Huawei has repeatedly denied the allegations and launched an unprecedented media blitz by opening up its campus to journalists and making its typically low-key founder, Ren Zhengfei, available for media interviews.
The Chinese firm, which is also the world’s No. 3 smartphone maker, said last week the number of contracts it has won to provide 5G telecoms gear increased further despite the US campaign.
By the end of March, Huawei said it had signed 40 commercial 5G contracts with carriers, shipped more than 70,000 5G base stations to markets around the world and expects to have shipped 100,000 by May.
Huawei’s network business saw its first drop in revenue in two years in 2018. But Ren Zhengfei said in an interview with CNBC earlier this month that network equipment sales rose 15 percent while sales of the consumer business increased by more than 70 percent in the first quarter.
“These figures show that we are still growing, not declining,” Ren said.

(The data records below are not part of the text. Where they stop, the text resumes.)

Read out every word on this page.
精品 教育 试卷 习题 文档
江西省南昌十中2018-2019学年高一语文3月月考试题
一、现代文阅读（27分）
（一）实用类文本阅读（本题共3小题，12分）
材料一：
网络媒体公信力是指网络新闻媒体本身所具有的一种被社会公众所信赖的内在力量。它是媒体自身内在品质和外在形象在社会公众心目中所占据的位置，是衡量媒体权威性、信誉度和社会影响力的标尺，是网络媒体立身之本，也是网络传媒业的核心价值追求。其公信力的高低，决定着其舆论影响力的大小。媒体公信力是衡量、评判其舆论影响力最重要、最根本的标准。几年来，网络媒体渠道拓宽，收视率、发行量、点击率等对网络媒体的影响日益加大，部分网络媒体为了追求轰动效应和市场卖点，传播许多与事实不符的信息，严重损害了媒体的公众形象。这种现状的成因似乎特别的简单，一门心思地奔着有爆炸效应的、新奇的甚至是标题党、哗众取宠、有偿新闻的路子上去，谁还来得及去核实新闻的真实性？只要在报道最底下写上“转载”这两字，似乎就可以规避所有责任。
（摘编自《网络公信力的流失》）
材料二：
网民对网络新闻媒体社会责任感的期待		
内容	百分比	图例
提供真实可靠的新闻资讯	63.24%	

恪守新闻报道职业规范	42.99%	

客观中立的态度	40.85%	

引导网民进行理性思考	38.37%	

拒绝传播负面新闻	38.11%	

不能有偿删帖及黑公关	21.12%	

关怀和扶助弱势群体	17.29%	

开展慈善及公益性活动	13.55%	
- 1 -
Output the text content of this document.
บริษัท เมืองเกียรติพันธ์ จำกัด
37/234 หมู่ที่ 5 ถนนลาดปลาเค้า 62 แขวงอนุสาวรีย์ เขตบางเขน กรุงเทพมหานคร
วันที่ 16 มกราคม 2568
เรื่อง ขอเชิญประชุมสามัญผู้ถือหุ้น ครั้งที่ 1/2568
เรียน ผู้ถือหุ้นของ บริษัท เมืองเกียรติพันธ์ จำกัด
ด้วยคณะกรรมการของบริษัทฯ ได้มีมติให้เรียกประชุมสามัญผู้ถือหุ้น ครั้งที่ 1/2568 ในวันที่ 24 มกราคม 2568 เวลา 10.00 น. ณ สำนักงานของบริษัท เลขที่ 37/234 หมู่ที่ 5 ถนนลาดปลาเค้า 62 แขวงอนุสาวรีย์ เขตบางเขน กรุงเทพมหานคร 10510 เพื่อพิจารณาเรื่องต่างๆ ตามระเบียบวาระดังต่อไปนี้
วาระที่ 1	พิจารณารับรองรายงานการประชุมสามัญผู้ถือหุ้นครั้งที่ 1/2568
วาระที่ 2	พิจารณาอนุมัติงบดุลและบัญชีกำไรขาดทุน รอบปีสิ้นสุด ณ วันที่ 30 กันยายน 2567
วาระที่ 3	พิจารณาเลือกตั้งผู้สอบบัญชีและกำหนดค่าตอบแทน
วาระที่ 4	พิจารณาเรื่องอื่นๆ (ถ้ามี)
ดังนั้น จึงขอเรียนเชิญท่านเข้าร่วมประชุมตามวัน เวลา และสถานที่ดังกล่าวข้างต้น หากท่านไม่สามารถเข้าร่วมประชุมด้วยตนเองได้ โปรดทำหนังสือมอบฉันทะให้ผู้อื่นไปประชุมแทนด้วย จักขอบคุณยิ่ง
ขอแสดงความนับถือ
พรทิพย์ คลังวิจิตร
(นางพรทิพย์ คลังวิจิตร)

Guo Ping, rotating chairman of the company, has said he expects all three business groups — consumer, carrier and enterprise — to post double-digit growth this year.
Huawei also said on Monday it had shipped 59 million smartphones in the first quarter. It did not disclose year-ago comparable figures, but according to market research firm Strategy Analytics, Huawei shipped 39.3 million smartphones in the first quarter of 2018.